This job was a 1MW ground mounted solar PV array in a field approximately half a mile from the nearest road. The grid connection was at 11,000V and required us to provide an incoming HV Ring Main Unit, HV/LV transformer and LV switching to G59/2 regulations. We were also required to provide the "accommodation" for the DNO's "edge of park" HV switch which would be some 20 metres from the base of their pole and 50 metres from our transformer and switch room. As this job was in Mid Wales the DNO was Scottish Power Energy Networks who are possibly one of the few remaining DNO's who insist on a brick built sub-station enclosure with a cast concrete roof over. (Nick-named the Mausoleum). Had we been "over the border" in Western Power's area then we would have been able to use a pre-fabricated double walled insulated fibreglass sub-station which is considerably easier to install and lower cost to our client. The first job was to mark out the site in accordance with the Planning Consent before excavating the base for the sub-station which is 1 metre deep. Casting the base in situ with substantial steel reinforcement followed before we could start to bring up the walls and cabling channels.

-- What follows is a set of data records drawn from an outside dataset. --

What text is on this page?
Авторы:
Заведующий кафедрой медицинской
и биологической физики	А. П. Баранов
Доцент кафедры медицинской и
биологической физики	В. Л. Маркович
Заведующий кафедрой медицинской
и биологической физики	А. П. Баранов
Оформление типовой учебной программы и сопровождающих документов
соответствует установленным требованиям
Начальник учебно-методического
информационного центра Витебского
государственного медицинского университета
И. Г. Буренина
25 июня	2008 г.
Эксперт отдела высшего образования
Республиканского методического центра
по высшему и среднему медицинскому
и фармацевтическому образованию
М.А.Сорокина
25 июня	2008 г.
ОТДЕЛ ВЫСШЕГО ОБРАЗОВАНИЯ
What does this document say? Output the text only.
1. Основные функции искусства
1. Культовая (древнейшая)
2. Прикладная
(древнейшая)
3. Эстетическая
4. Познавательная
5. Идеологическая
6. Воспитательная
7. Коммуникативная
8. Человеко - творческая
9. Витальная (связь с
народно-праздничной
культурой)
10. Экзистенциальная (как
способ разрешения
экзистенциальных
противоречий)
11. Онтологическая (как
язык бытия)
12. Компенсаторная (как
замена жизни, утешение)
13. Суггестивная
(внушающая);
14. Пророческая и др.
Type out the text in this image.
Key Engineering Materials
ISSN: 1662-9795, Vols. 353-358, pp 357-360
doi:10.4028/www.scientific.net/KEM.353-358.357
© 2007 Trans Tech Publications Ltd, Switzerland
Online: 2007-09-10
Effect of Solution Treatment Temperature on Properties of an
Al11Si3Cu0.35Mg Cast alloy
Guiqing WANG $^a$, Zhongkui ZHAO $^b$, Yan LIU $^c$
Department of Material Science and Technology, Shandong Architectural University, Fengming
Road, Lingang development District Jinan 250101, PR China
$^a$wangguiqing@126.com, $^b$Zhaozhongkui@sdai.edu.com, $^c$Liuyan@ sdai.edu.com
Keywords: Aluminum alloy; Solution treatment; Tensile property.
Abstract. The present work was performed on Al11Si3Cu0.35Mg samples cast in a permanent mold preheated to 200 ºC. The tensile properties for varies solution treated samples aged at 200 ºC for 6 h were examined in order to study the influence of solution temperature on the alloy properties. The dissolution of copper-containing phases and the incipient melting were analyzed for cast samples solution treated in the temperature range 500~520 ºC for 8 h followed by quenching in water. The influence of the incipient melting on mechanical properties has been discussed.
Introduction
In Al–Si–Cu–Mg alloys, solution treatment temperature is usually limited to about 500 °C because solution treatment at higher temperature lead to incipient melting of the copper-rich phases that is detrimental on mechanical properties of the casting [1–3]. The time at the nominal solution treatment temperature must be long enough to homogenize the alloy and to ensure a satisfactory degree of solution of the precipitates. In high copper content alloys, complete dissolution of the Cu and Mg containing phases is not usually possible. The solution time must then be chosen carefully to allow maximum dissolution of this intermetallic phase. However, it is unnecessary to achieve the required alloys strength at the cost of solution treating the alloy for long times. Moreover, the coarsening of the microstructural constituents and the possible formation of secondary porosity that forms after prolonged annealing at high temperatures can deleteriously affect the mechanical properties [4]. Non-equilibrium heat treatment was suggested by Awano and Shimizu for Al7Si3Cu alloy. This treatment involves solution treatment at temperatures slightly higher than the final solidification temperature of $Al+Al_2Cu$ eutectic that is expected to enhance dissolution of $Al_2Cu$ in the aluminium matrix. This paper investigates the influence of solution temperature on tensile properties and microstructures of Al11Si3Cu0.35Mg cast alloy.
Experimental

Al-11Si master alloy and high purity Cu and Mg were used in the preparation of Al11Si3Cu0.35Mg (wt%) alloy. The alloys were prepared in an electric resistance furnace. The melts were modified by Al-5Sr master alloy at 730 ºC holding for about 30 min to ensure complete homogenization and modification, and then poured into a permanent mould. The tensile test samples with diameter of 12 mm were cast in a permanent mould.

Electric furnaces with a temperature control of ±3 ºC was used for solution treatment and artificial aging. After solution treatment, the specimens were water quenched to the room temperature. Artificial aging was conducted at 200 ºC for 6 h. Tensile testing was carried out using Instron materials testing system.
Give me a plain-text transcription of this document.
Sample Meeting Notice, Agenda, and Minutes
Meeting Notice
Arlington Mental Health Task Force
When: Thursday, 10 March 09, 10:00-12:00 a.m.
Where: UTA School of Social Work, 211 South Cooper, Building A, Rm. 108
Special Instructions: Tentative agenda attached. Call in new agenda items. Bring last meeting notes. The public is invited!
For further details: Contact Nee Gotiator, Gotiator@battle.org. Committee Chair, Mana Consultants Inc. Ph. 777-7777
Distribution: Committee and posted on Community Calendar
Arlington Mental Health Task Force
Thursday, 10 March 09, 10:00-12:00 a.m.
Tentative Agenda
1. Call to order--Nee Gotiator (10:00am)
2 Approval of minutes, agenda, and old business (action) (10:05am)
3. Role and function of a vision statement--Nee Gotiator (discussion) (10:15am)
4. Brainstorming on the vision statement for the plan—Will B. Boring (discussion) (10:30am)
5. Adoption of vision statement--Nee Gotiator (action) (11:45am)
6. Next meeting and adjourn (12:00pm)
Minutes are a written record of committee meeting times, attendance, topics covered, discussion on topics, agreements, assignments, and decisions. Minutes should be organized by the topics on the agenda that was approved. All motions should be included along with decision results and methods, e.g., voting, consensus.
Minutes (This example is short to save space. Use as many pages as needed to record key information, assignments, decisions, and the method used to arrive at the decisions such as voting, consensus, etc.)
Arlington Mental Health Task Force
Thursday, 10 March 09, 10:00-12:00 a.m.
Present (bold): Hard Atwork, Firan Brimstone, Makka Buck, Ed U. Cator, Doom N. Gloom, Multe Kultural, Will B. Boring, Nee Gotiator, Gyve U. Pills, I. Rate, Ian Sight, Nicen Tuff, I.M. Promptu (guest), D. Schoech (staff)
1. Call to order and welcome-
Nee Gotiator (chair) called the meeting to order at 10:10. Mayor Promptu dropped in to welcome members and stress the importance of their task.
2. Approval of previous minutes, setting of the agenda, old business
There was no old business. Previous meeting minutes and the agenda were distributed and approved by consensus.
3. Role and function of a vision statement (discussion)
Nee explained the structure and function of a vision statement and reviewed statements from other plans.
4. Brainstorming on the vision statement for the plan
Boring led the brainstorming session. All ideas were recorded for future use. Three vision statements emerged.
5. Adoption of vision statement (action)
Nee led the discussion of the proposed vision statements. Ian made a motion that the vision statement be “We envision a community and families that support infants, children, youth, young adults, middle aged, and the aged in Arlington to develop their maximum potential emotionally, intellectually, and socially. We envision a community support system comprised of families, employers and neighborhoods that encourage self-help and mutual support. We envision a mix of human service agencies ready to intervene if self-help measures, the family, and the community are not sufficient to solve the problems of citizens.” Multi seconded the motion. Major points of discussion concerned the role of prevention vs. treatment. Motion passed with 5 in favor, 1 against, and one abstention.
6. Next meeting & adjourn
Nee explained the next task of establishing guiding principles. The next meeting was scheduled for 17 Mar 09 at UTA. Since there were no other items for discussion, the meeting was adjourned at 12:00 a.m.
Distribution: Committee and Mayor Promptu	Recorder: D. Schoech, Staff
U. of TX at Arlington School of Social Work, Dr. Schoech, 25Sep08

High Voltage Connection To A 1MW Solar PV Array
The roof of the sub-station has to be a minimum of 150mm thick reinforced concrete which is usually cast in situ over the walls when they are complete. This requires a considerable amount of formwork and support and would add a further five weeks to our schedule to allow for the concrete to cure sufficiently before the support could be removed. Our timescale didn't allow for this method so we elected to cast the roof on the ground and use a crane to lift it onto the sub-station later. We constructed a timber mould which contained two layers of steel reinforcement and a lifting frame with four detachable lifting eyes. We the cast the roof at the same time as we cast the base for the sub-station.
With the walls completed and the door openings for the main switch room and the meter room in place we could crane the roof weighing an estimated 8 tons out of the mould and onto the sub station, setting it over a mortar grout and silicon weather seal. The SPEN specification for the doors and hardware is very detailed and locating a company who could supply the hardware took some time. With the roof on, the doors were fitted and then a specialist contractor was required to cover the concrete roof with a polymer glass reinforced double coating. Whilst SPEN have their own single phase supply to their battery charging unit on their HV switch our client has to provide a single phase supply to the same enclosure for the lighting and the wall mounted heaters which provide frost protection.
Using a very large canopy tent to protect us from the weather we completed the sub-station build in just over four weeks after which it was "inspected" by the SPEN sub-station inspector who passed it for their switch occupation a few days later. The construction of the brick built sub-station to SPEN's specification cost our client in the region of £25k. A double walled heavily insulated fibreglass enclosure of the same size over a cast in situ concrete sub base would have cost in the region of £12k.